If this is the case, then you are selling and you could be using selling skills to reach better results. I like quoting Daniel Pink very much. According to him, everybody is selling in his or her profession and in very ordinary everyday situations.
Selling is about interaction and about understanding the customer needs in a very deep-going way. It is about co-creating value together.
We start our day with the children in the morning, discussing about the proper outfit for the day, continue negotiating about dinner options and about who is going to cook. With the colleagues at work, we talk about who is doing what and in which way. Selling skills are needed, all the time and by everybody.

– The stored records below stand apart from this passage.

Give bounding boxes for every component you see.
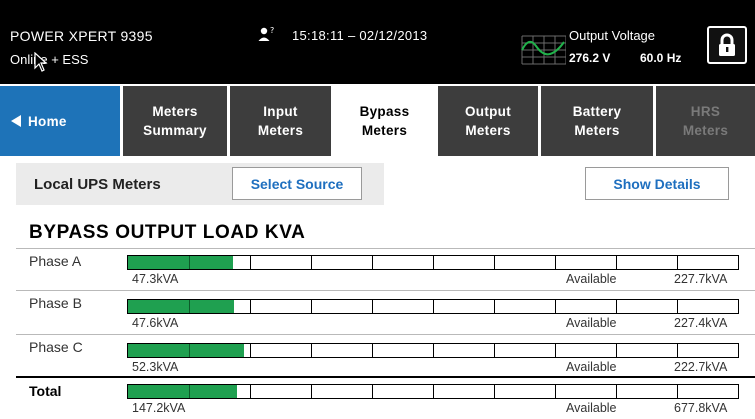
output-frequency-value: 60.0 Hz [640, 51, 682, 65]
header-bar: POWER XPERT 9395 Online + ESS ? 15:18:11… [0, 0, 755, 84]
bar-segment-tick [311, 385, 312, 398]
bar-segment-tick [311, 300, 312, 313]
total-load-value: 147.2kVA [132, 401, 186, 415]
tab-bypass-meters[interactable]: Bypass Meters [334, 86, 435, 156]
output-voltage-label: Output Voltage [569, 28, 656, 43]
bar-segment-tick [494, 344, 495, 357]
device-name: POWER XPERT 9395 [10, 28, 153, 44]
tab-output-meters-label: Output Meters [464, 104, 512, 138]
tab-hrs-meters: HRS Meters [656, 86, 755, 156]
bar-segment-tick [677, 300, 678, 313]
bar-segment-tick [616, 344, 617, 357]
bar-segment-tick [677, 385, 678, 398]
bar-segment-tick [311, 344, 312, 357]
mouse-cursor-icon [34, 52, 48, 72]
total-label: Total [29, 383, 62, 399]
svg-text:?: ? [270, 26, 274, 35]
tab-battery-meters-label: Battery Meters [572, 104, 622, 138]
phase-c-label: Phase C [29, 339, 83, 355]
meters-section-title: BYPASS OUTPUT LOAD KVA [29, 222, 306, 243]
bar-segment-tick [433, 256, 434, 269]
tab-input-meters-label: Input Meters [257, 104, 304, 138]
sine-wave-icon [521, 35, 566, 65]
phase-a-load-value: 47.3kVA [132, 272, 179, 286]
phase-c-load-fill [128, 344, 244, 357]
bar-segment-tick [677, 256, 678, 269]
bar-segment-tick [311, 256, 312, 269]
tab-meters-summary[interactable]: Meters Summary [123, 86, 227, 156]
lock-button[interactable] [707, 26, 747, 64]
tab-bypass-meters-label: Bypass Meters [359, 104, 410, 138]
toolbar-title: Local UPS Meters [34, 176, 161, 193]
bar-segment-tick [250, 300, 251, 313]
bar-segment-tick [616, 300, 617, 313]
bar-segment-tick [494, 256, 495, 269]
total-load-bar [127, 384, 739, 399]
phase-a-load-fill [128, 256, 233, 269]
bar-segment-tick [189, 300, 190, 313]
row-divider [16, 248, 755, 249]
bar-segment-tick [555, 256, 556, 269]
tab-meters-summary-label: Meters Summary [143, 104, 207, 138]
tab-input-meters[interactable]: Input Meters [230, 86, 331, 156]
tab-hrs-meters-label: HRS Meters [682, 104, 729, 138]
show-details-button[interactable]: Show Details [585, 167, 729, 200]
bar-segment-tick [372, 256, 373, 269]
bar-segment-tick [250, 256, 251, 269]
phase-c-available-label: Available [566, 360, 617, 374]
phase-a-label: Phase A [29, 253, 82, 269]
phase-b-load-bar [127, 299, 739, 314]
tab-output-meters[interactable]: Output Meters [438, 86, 538, 156]
total-available-label: Available [566, 401, 617, 415]
output-voltage-value: 276.2 V [569, 51, 611, 65]
total-divider [16, 376, 755, 378]
bar-segment-tick [555, 385, 556, 398]
ups-status: Online + ESS [10, 52, 89, 67]
lock-icon [719, 33, 735, 56]
bar-segment-tick [494, 300, 495, 313]
bar-segment-tick [555, 344, 556, 357]
tab-battery-meters[interactable]: Battery Meters [541, 86, 653, 156]
bar-segment-tick [433, 385, 434, 398]
date-time: 15:18:11 – 02/12/2013 [292, 28, 428, 43]
bar-segment-tick [494, 385, 495, 398]
bar-segment-tick [616, 256, 617, 269]
phase-c-load-value: 52.3kVA [132, 360, 179, 374]
bar-segment-tick [372, 344, 373, 357]
phase-c-available-value: 222.7kVA [674, 360, 728, 374]
phase-c-load-bar [127, 343, 739, 358]
row-divider [16, 334, 755, 335]
bar-segment-tick [189, 385, 190, 398]
tab-home[interactable]: Home [0, 86, 120, 156]
meters-tab-bar: Home Meters Summary Input Meters Bypass … [0, 84, 755, 156]
bar-segment-tick [372, 300, 373, 313]
select-source-button[interactable]: Select Source [232, 167, 362, 200]
bar-segment-tick [555, 300, 556, 313]
bar-segment-tick [616, 385, 617, 398]
phase-a-available-label: Available [566, 272, 617, 286]
bar-segment-tick [433, 300, 434, 313]
tab-home-label: Home [28, 113, 67, 129]
phase-b-available-value: 227.4kVA [674, 316, 728, 330]
bar-segment-tick [433, 344, 434, 357]
total-load-fill [128, 385, 237, 398]
bar-segment-tick [189, 256, 190, 269]
phase-b-label: Phase B [29, 295, 82, 311]
phase-a-load-bar [127, 255, 739, 270]
total-available-value: 677.8kVA [674, 401, 728, 415]
phase-b-load-fill [128, 300, 234, 313]
bar-segment-tick [250, 344, 251, 357]
bar-segment-tick [250, 385, 251, 398]
bar-segment-tick [677, 344, 678, 357]
phase-b-available-label: Available [566, 316, 617, 330]
bar-segment-tick [372, 385, 373, 398]
user-unknown-icon: ? [258, 26, 274, 41]
row-divider [16, 290, 755, 291]
bar-segment-tick [189, 344, 190, 357]
phase-b-load-value: 47.6kVA [132, 316, 179, 330]
left-arrow-icon [11, 115, 21, 127]
phase-a-available-value: 227.7kVA [674, 272, 728, 286]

Once again, what is selling? Selling is about interaction, it is an art leading to an end desirable by both the seller and the buyer. It is about understanding the customer needs in a very profound way and informing and offering something that customers themselves might yet not be aware of. It is about co-creating value together so that both the seller and buyer reach their aims. It is about demonstrating better possibilities to reach an aim. It all starts from the needs of the customer and goes on to the seller for finding solutions.
Quite naturally, it is important that the seller is able to make profit but at the same time, it is equally important that the deal will yield a win-win situation to both parties.
Selling belongs to everybody; it is needed in every profession! At the end, we are all selling and profiting from it!